原因は明確ではありませんが、異常な遺伝子の活性化が関与していると考えられています。
症状
初期段階では痛みがほとんどなく、首、脇の下、鼠径部のリンパ節が痛みなく腫れることが主な症状です。
病状が進行すると、腹部に痛みや膨満感・腫れを感じることがあります。
胸部の痛み、咳、呼吸困難が現れることもあります。
ホジキンリンパ腫
ホジキンリンパ腫は、リンパ系の細胞が異常に増殖し、場合によってはリンパ系以外へも転移します。
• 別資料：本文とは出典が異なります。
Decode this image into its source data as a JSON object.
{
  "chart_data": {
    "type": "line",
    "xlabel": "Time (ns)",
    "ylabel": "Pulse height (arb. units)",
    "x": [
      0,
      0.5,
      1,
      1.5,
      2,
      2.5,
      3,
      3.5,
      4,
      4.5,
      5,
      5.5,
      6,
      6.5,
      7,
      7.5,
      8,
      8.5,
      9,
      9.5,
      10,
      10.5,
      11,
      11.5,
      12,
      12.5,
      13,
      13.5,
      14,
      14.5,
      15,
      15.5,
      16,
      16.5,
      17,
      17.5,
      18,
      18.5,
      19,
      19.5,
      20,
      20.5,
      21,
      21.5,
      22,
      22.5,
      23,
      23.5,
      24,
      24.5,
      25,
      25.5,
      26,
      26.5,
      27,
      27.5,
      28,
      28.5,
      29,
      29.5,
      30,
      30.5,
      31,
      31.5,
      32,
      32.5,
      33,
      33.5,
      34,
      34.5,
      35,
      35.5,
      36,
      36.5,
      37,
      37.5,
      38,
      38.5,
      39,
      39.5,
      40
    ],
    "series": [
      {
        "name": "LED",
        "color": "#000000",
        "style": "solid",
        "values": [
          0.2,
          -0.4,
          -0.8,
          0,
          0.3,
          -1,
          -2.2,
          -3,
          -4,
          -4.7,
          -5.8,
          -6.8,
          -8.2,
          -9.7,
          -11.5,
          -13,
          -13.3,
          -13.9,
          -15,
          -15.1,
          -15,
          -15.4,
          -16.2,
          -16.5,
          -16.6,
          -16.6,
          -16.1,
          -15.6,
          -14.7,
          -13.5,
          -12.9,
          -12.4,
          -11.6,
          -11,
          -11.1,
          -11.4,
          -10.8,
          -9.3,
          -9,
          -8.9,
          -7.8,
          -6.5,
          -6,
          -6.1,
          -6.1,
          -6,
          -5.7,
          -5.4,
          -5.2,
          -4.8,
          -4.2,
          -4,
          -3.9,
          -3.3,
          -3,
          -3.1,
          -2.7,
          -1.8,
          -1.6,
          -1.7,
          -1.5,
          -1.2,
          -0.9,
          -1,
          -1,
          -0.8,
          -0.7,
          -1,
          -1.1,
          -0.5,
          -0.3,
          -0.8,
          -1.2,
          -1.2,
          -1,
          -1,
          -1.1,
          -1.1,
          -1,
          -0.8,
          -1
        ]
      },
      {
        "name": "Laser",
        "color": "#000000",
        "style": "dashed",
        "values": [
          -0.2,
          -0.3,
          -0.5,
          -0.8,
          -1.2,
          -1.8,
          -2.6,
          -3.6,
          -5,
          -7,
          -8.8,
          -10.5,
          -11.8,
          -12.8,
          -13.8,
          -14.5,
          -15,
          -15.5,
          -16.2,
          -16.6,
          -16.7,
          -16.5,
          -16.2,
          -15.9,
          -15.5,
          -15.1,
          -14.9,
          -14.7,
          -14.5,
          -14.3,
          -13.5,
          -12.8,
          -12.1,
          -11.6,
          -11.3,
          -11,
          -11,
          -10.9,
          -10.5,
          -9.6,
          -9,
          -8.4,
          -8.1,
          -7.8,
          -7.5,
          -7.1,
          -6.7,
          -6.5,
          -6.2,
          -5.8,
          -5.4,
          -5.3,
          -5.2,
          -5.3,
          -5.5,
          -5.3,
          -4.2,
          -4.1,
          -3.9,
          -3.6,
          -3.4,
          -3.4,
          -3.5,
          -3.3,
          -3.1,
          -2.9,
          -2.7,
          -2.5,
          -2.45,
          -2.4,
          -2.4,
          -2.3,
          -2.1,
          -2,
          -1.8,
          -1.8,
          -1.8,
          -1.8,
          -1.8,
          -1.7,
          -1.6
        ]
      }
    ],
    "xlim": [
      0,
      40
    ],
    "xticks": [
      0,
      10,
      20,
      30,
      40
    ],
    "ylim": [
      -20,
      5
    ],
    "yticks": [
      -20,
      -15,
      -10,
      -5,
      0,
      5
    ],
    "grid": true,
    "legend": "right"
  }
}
時間が経つにつれ感染症に対する免疫力が低下しますが、正確な原因は不明です。
症状
非ホジキンリンパ腫とは異なり、腹部の痛みはあまり見られませんが、胸部に痛みが生じ、咳や呼吸困難を伴うことがあります。
慢性的な倦怠感、悪寒、夜間の発汗、発熱も典型的な症状です。
胸部の不快感や上記の症状が2週間以上続く、または繰り返し現れる場合は速やかに医師に相談してください。
痛みの管理
白血病・リンパ腫協会(LLS)によれば、病気や治療、合併症により胸部・腹部だけでなく骨の痛みが生じることがあります。
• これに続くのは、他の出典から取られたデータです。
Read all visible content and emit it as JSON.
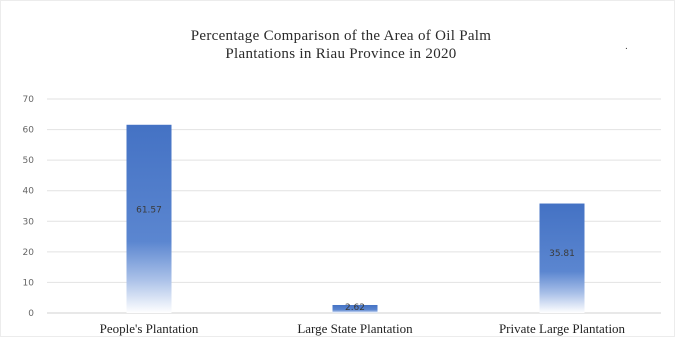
{
  "chart_data": {
    "type": "bar",
    "title_lines": [
      "Percentage Comparison of the Area of Oil Palm",
      "Plantations in Riau Province in 2020"
    ],
    "categories": [
      "People's Plantation",
      "Large State Plantation",
      "Private Large Plantation"
    ],
    "values": [
      61.57,
      2.62,
      35.81
    ],
    "data_labels": [
      "61.57",
      "2.62",
      "35.81"
    ],
    "ylim": [
      0,
      70
    ],
    "yticks": [
      0,
      10,
      20,
      30,
      40,
      50,
      60,
      70
    ],
    "xlabel": "",
    "ylabel": "",
    "grid": true,
    "legend": "none",
    "bar_color": "#4472c4"
  },
  "stray_mark": "."
}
軽度から中等度の痛みには、アセトアミノフェン(例:タイレノール)や非ステロイド性抗炎症薬(NSAID:アスピリン、イブプロフェン)などの市販薬が推奨されます。
痛みが強い場合は、医師の指示のもとモルヒネ、フェンタニル、ヒドロモルフォン、オキシコドン、コデインなどのオピオイド系鎮痛薬が処方されます。
代替的疼痛緩和法
LLSは、温熱・冷却パック、鍼灸、マッサージ療法が疼痛緩和に有効な場合があるとしています。
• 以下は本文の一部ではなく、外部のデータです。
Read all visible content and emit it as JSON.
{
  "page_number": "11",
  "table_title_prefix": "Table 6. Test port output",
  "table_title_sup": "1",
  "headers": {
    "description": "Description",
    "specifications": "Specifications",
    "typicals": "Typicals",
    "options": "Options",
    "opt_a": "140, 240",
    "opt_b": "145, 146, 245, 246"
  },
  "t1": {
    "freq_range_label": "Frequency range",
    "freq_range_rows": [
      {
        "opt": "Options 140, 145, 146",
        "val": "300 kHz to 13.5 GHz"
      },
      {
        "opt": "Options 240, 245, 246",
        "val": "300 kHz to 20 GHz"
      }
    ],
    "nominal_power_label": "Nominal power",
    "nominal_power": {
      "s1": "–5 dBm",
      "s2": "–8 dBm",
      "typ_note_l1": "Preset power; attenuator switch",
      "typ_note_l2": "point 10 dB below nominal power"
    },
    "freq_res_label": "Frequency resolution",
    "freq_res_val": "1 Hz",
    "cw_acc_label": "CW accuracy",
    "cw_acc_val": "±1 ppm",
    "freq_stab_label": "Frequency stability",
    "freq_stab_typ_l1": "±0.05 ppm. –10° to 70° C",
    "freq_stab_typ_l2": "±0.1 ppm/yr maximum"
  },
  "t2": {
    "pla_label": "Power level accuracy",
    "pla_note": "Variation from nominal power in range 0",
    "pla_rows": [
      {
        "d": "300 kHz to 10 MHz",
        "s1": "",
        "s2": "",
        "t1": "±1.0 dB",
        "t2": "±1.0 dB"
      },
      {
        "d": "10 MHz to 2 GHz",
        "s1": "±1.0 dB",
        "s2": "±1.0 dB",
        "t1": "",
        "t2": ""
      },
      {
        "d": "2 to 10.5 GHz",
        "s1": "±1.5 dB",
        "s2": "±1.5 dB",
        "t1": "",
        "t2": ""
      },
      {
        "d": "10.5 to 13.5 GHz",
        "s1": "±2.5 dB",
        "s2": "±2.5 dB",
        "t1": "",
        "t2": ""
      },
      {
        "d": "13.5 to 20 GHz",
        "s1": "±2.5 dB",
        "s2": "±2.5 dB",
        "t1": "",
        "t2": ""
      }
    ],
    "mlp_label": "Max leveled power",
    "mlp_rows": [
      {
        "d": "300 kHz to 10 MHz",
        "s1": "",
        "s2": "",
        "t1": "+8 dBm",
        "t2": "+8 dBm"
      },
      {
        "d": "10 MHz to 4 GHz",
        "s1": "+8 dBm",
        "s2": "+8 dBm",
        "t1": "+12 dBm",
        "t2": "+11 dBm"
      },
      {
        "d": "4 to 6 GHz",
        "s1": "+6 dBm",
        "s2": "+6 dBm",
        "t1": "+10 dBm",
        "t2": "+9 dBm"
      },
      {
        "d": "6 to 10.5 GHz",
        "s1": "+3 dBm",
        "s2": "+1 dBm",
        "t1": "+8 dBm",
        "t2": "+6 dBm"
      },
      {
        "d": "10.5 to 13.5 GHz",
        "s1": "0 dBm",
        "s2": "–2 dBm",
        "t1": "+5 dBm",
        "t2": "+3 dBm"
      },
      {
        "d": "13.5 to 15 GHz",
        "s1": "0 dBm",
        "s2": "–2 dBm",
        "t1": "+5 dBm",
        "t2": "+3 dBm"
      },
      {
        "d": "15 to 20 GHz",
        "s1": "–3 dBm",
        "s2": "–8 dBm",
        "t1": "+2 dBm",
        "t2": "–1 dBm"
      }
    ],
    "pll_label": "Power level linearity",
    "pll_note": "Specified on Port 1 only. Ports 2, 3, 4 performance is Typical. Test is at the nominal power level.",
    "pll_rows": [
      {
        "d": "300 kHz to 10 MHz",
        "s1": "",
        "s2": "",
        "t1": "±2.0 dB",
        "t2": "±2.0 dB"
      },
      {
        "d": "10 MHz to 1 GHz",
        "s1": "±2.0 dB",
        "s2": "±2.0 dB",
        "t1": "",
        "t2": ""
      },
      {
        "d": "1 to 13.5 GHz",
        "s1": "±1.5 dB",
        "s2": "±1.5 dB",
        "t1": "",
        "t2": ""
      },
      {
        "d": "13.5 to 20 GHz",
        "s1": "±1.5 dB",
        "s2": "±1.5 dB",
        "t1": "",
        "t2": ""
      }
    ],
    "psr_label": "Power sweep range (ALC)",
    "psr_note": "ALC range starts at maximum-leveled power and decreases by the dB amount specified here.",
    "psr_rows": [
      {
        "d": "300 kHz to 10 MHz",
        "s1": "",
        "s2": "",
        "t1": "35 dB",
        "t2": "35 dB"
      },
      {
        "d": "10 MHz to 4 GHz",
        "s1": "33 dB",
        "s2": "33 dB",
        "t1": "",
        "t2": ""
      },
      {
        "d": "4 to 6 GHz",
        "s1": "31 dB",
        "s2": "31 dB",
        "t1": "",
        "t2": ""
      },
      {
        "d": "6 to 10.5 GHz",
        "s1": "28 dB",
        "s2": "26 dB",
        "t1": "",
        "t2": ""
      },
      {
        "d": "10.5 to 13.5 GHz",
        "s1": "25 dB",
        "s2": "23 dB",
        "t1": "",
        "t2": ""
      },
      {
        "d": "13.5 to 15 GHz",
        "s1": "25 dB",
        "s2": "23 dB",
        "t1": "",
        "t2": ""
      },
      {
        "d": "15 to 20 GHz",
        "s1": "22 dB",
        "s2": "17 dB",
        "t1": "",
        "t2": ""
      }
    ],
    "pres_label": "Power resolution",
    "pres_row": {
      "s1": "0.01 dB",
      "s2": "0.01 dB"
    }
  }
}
リラクゼーションや呼吸法、音楽療法、催眠療法も痛みの軽減に役立ちます。さらに、ヨガや水中療法(プールセラピー)も非薬物的な選択肢として推奨されています。
治療法
年齢、全身状態、リンパ腫の種類・ステージに応じて、医師と共に最適な治療計画を立てます。主な治療法は化学療法と放射線療法です。
早期診断と治療の進歩により、リンパ腫の予後は年々改善しています。診断が早ければ早いほど、ホジキンリンパ腫・非ホジキンリンパ腫の両方で治癒の可能性が高まります。